Задавали какие-то вопросы, я отвечал достаточно либерально и, вдохновленный впечатлениями от выставки москвичей в ЛОСХе, неосторожно.
Последним задал вопрос человек, похожий на отставного военного, в кителе без погон. «Товарищ лектор, вы читали сегодняшний номер газеты „Правда“?» — спросил он. Я легкомысленно ответил, что нет, не читал, и почти забыл об этом.
Испугался запоздало, уже на улице. В ту пору найти «Правду» на ближайшем заборе даже гонимому страхом человеку было недолгим делом.
«Высокое призвание советского искусства — служить народу, делу коммунизма» — называлась статья в главной нашей газете.

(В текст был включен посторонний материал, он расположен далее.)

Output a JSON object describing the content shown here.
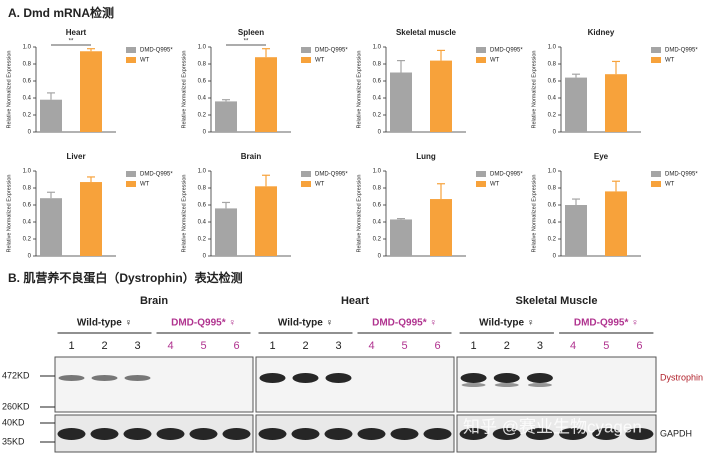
{
  "panel_a_title": "A. Dmd mRNA检测",
  "chart_data": [
    {
      "type": "bar",
      "title": "Heart",
      "y_label": "Relative Normalized Expression",
      "categories": [
        null
      ],
      "series": [
        {
          "name": "DMD-Q995*",
          "color": "#a5a5a5",
          "values": [
            0.38
          ],
          "errors": [
            0.08
          ]
        },
        {
          "name": "WT",
          "color": "#f7a23b",
          "values": [
            0.95
          ],
          "errors": [
            0.03
          ]
        }
      ],
      "ylim": [
        0,
        1
      ],
      "yticks": [
        0,
        0.2,
        0.4,
        0.6,
        0.8,
        {
          "value": 1,
          "label": "1.0"
        }
      ],
      "annotation": "**"
    },
    {
      "type": "bar",
      "title": "Spleen",
      "y_label": "Relative Normalized Expression",
      "categories": [
        null
      ],
      "series": [
        {
          "name": "DMD-Q995*",
          "color": "#a5a5a5",
          "values": [
            0.36
          ],
          "errors": [
            0.02
          ]
        },
        {
          "name": "WT",
          "color": "#f7a23b",
          "values": [
            0.88
          ],
          "errors": [
            0.1
          ]
        }
      ],
      "ylim": [
        0,
        1
      ],
      "yticks": [
        0,
        0.2,
        0.4,
        0.6,
        0.8,
        {
          "value": 1,
          "label": "1.0"
        }
      ],
      "annotation": "**"
    },
    {
      "type": "bar",
      "title": "Skeletal muscle",
      "y_label": "Relative Normalized Expression",
      "categories": [
        null
      ],
      "series": [
        {
          "name": "DMD-Q995*",
          "color": "#a5a5a5",
          "values": [
            0.7
          ],
          "errors": [
            0.14
          ]
        },
        {
          "name": "WT",
          "color": "#f7a23b",
          "values": [
            0.84
          ],
          "errors": [
            0.12
          ]
        }
      ],
      "ylim": [
        0,
        1
      ],
      "yticks": [
        0,
        0.2,
        0.4,
        0.6,
        0.8,
        {
          "value": 1,
          "label": "1.0"
        }
      ]
    },
    {
      "type": "bar",
      "title": "Kidney",
      "y_label": "Relative Normalized Expression",
      "categories": [
        null
      ],
      "series": [
        {
          "name": "DMD-Q995*",
          "color": "#a5a5a5",
          "values": [
            0.64
          ],
          "errors": [
            0.04
          ]
        },
        {
          "name": "WT",
          "color": "#f7a23b",
          "values": [
            0.68
          ],
          "errors": [
            0.15
          ]
        }
      ],
      "ylim": [
        0,
        1
      ],
      "yticks": [
        0,
        0.2,
        0.4,
        0.6,
        0.8,
        {
          "value": 1,
          "label": "1.0"
        }
      ]
    },
    {
      "type": "bar",
      "title": "Liver",
      "y_label": "Relative Normalized Expression",
      "categories": [
        null
      ],
      "series": [
        {
          "name": "DMD-Q995*",
          "color": "#a5a5a5",
          "values": [
            0.68
          ],
          "errors": [
            0.07
          ]
        },
        {
          "name": "WT",
          "color": "#f7a23b",
          "values": [
            0.87
          ],
          "errors": [
            0.06
          ]
        }
      ],
      "ylim": [
        0,
        1
      ],
      "yticks": [
        0,
        0.2,
        0.4,
        0.6,
        0.8,
        {
          "value": 1,
          "label": "1.0"
        }
      ]
    },
    {
      "type": "bar",
      "title": "Brain",
      "y_label": "Relative Normalized Expression",
      "categories": [
        null
      ],
      "series": [
        {
          "name": "DMD-Q995*",
          "color": "#a5a5a5",
          "values": [
            0.56
          ],
          "errors": [
            0.07
          ]
        },
        {
          "name": "WT",
          "color": "#f7a23b",
          "values": [
            0.82
          ],
          "errors": [
            0.13
          ]
        }
      ],
      "ylim": [
        0,
        1
      ],
      "yticks": [
        0,
        0.2,
        0.4,
        0.6,
        0.8,
        {
          "value": 1,
          "label": "1.0"
        }
      ]
    },
    {
      "type": "bar",
      "title": "Lung",
      "y_label": "Relative Normalized Expression",
      "categories": [
        null
      ],
      "series": [
        {
          "name": "DMD-Q995*",
          "color": "#a5a5a5",
          "values": [
            0.43
          ],
          "errors": [
            0.01
          ]
        },
        {
          "name": "WT",
          "color": "#f7a23b",
          "values": [
            0.67
          ],
          "errors": [
            0.18
          ]
        }
      ],
      "ylim": [
        0,
        1
      ],
      "yticks": [
        0,
        0.2,
        0.4,
        0.6,
        0.8,
        {
          "value": 1,
          "label": "1.0"
        }
      ]
    },
    {
      "type": "bar",
      "title": "Eye",
      "y_label": "Relative Normalized Expression",
      "categories": [
        null
      ],
      "series": [
        {
          "name": "DMD-Q995*",
          "color": "#a5a5a5",
          "values": [
            0.6
          ],
          "errors": [
            0.07
          ]
        },
        {
          "name": "WT",
          "color": "#f7a23b",
          "values": [
            0.76
          ],
          "errors": [
            0.12
          ]
        }
      ],
      "ylim": [
        0,
        1
      ],
      "yticks": [
        0,
        0.2,
        0.4,
        0.6,
        0.8,
        {
          "value": 1,
          "label": "1.0"
        }
      ]
    }
  ],
  "blot": {
    "title": "B. 肌营养不良蛋白（Dystrophin）表达检测",
    "panels": [
      {
        "tissue": "Brain",
        "groups": [
          {
            "label": "Wild-type ♀",
            "lanes": [
              "1",
              "2",
              "3"
            ]
          },
          {
            "label": "DMD-Q995* ♀",
            "lanes": [
              "4",
              "5",
              "6"
            ]
          }
        ]
      },
      {
        "tissue": "Heart",
        "groups": [
          {
            "label": "Wild-type ♀",
            "lanes": [
              "1",
              "2",
              "3"
            ]
          },
          {
            "label": "DMD-Q995* ♀",
            "lanes": [
              "4",
              "5",
              "6"
            ]
          }
        ]
      },
      {
        "tissue": "Skeletal Muscle",
        "groups": [
          {
            "label": "Wild-type ♀",
            "lanes": [
              "1",
              "2",
              "3"
            ]
          },
          {
            "label": "DMD-Q995* ♀",
            "lanes": [
              "4",
              "5",
              "6"
            ]
          }
        ]
      }
    ],
    "markers": [
      "472KD",
      "260KD",
      "40KD",
      "35KD"
    ],
    "bands": [
      "Dystrophin",
      "GAPDH"
    ],
    "watermark": "知乎 @赛业生物cyagen"
  }
}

«Вчера, 1 декабря, руководители партии и правительства посетили выставку московских художников, устроенную в Центральном выставочном зале и посвященную 30-летию Московского отделения Союза художников».
Словом, Хрущев «посетил» Манеж. Светленький декабрьский день — вовсе не метафора — показался сумеречным, липкий, такой знакомый, привычный, словно бы и уютный («все как всегда») страх упал на меня. Власть не давала забыть, в какой стране мы живем. Опять можно было ждать чего угодно.
Впервые в жизни я почувствовал, понял — до самой глубины давно запуганной души, что и моя профессиональная деятельность, моя, стыдно сказать, карьера в опасности. И что это — только начало.
Власть взглянула на меня, как Вий на Хому Брута. Прямо и страшно. Вероятно, этот липкий, ледяной, уже взрослый страх и стал началом иной жизни.
Вспомнил, что меня опять вызывают в военкомат, что опять — уже много дней — таскаюсь я по врачам и добываю унизительные справки в мрачных очередях. Подумал о том, что ждет меня в будущем. В памяти звучало это название одной из глав «Книги джунглей» Киплинга — «Как пришел страх (How fear came)». Моя либеральная отвага таяла куда стремительнее, чем снежинки на мокром асфальте. Затянувшееся детство кончалось.